You will also need to know the "mime type" of the file for the response header. The mime type can be determined from the file extension, the last part of the file name. You can use the following method, which will cover almost all of the files that your server is likely to encounter:

private static String getMimeTypeFromFileName(String fileName) {
     int pos = fileName.lastIndexOf('.');
     if (pos < 0)  // no file extension in name
         return "x-application/x-unknown";
     String ext = fileName.substring(pos+1).toLowerCase();
     if (ext.equals("txt")) return "text/plain";
     else if (ext.equals("html")) return "text/html";
     else if (ext.equals("htm")) return "text/html";
     else if (ext.equals("css")) return "text/css";
     else if (ext.equals("js")) return "text/javascript";
     else if (ext.equals("java")) return "text/x-java";
     else if (ext.equals("jpeg")) return "image/jpeg";
     else if (ext.equals("jpg")) return "image/jpeg";
     else if (ext.equals("png")) return "image/png";
     else if (ext.equals("gif")) return "image/gif"; 
     else if (ext.equals("ico")) return "image/x-icon";
     else if (ext.equals("class")) return "application/java-vm";
     else if (ext.equals("jar")) return "application/java-archive";
     else if (ext.equals("zip")) return "application/zip";
     else if (ext.equals("xml")) return "application/xml";
     else if (ext.equals("xhtml")) return"application/xhtml+xml";
     else return "x-application/x-unknown";
        // Note:  x-application/x-unknown  is something made up;
        // it will probably make the browser offer to save the file.
}

Adding Threads

The server that you have written is single-threaded. It can only handle one request at a time. If a second request comes in while you are working on another request, the second request will have to wait until you are finished with the first request, even if that takes a long time because you are sending a large file over a slow network. This is not acceptable for a real server. A real server should be multi-threaded, with several threads to handle connections.
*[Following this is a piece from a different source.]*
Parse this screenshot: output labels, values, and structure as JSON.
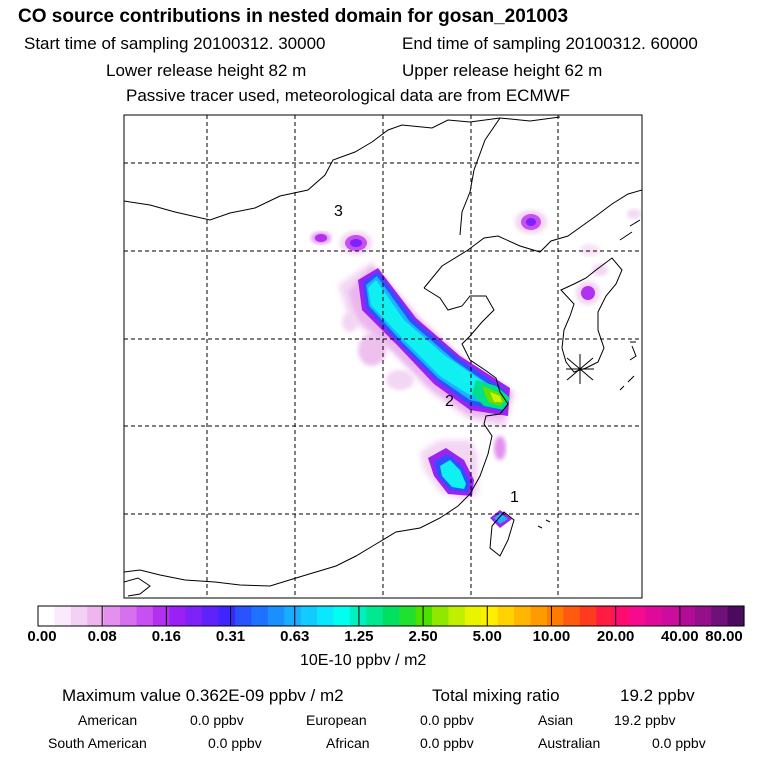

One way to write a multi-threaded server is to start a new thread to handle each connection request. (Note that this solution is still not acceptable for real servers, because starting a new thread is a relatively time-consuming thing, and because you don't want to have the possibility of having too many threads running at the same time.)

To use this technique, you will need a subclass of Thread. The class needs a run() method to specify the task that the thread will perform. In this case, it should handle one connection request. We can pass the socket for that connection to the constructor of the class. Here's the class:

private static class ConnectionThread extends Thread {
    Socket socket;
    ConnectionThread(Socket socket) {
       this.socket = socket;
    }
    public void run() {
       handleConnection(socket);
    }
}

Now, in the main routine, instead of calling handleConnection directly, you will create and start a thread of type ConnectionThread. That's all there is to it! With this change, you should have a minimal but functional multi-threaded web server.

(A better way to write a multi-threaded server is to use a thread pool, a technique that we will discuss in class.)